Ohio STRS: Dyer Charged with Taking Consultant Gifts

August 4, 2005 (PLANSPONSOR.com) - The controversial former executive director of the State Teachers Retirement System of Ohio (STRS) has been charged with five misdemeanor violations of Ohio ethics laws for accepting gifts from a consultant, STRS announced.

An STRS news release said that the charges against Herb Dyer, who ran the fund from November 1992 to August 2003, related to accepting such items as meals and golf fees from the board’s investment consultant, Frank Russell Company.  

The fund insisted in its statement that officials have never shown any favoritism to Russell and that Dyer’s activities had never endangered members’ assets.

“Further, STRS Ohio has taken strong steps to ensure it has policies, procedures and safeguards in place to ensure that both current and potential vendors and all associates know that any gifts, regardless of their value, are prohibited,” STRS said in the announcement.

The pension fund, which serves more than 430,000 active and retired teachers and has $54.6 billion under management, was wracked by scandal in 2003 after it was revealed that the fund had granted generous employee bonuses, allowed frequent board member travel and purchased expensive artwork at the pension fund’s headquarters (See  Buckeye State Fund Tightens its Belt ).

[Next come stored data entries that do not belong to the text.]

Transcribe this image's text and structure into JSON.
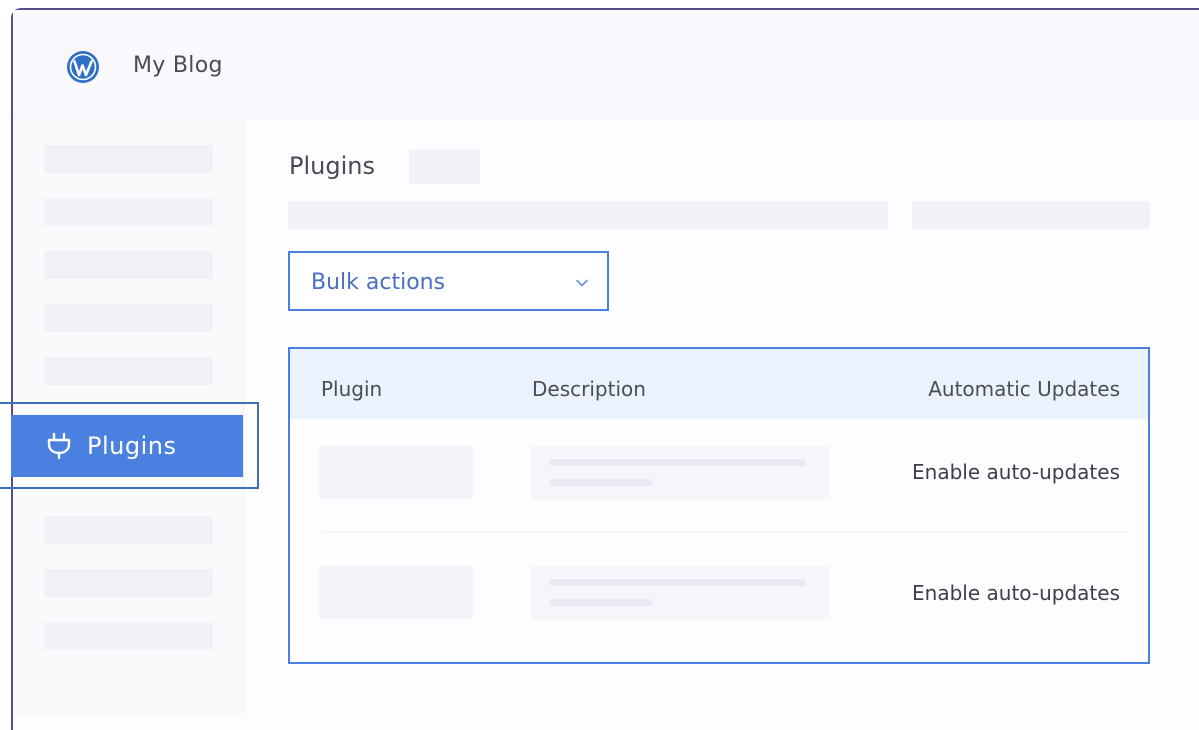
{
  "header": {
    "site_title": "My Blog",
    "logo_icon": "wordpress-logo"
  },
  "sidebar": {
    "active_item": {
      "label": "Plugins",
      "icon": "plug-icon"
    }
  },
  "main": {
    "page_title": "Plugins",
    "bulk_actions": {
      "selected": "Bulk actions",
      "icon": "chevron-down-icon"
    },
    "table": {
      "columns": [
        "Plugin",
        "Description",
        "Automatic Updates"
      ],
      "rows": [
        {
          "auto_update_link": "Enable auto-updates"
        },
        {
          "auto_update_link": "Enable auto-updates"
        }
      ]
    }
  },
  "colors": {
    "accent": "#4a80e0",
    "outline": "#3d6fb6",
    "table_header_bg": "#eaf3fd",
    "placeholder": "#f1f1f8"
  }
}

The revelations came as many retirees learned that their health insurance premiums would soon double, in part because of the fund’s investment losses.

Since then, Dyer was forced to resign as executive director – with a $550,000 buyout (See Dyer Steps Down From Ohio STRS Post ). Also, the board enacted new travel, ethics and employee bonus policies, and the Ohio House and Senate approved competing bills to increase oversight.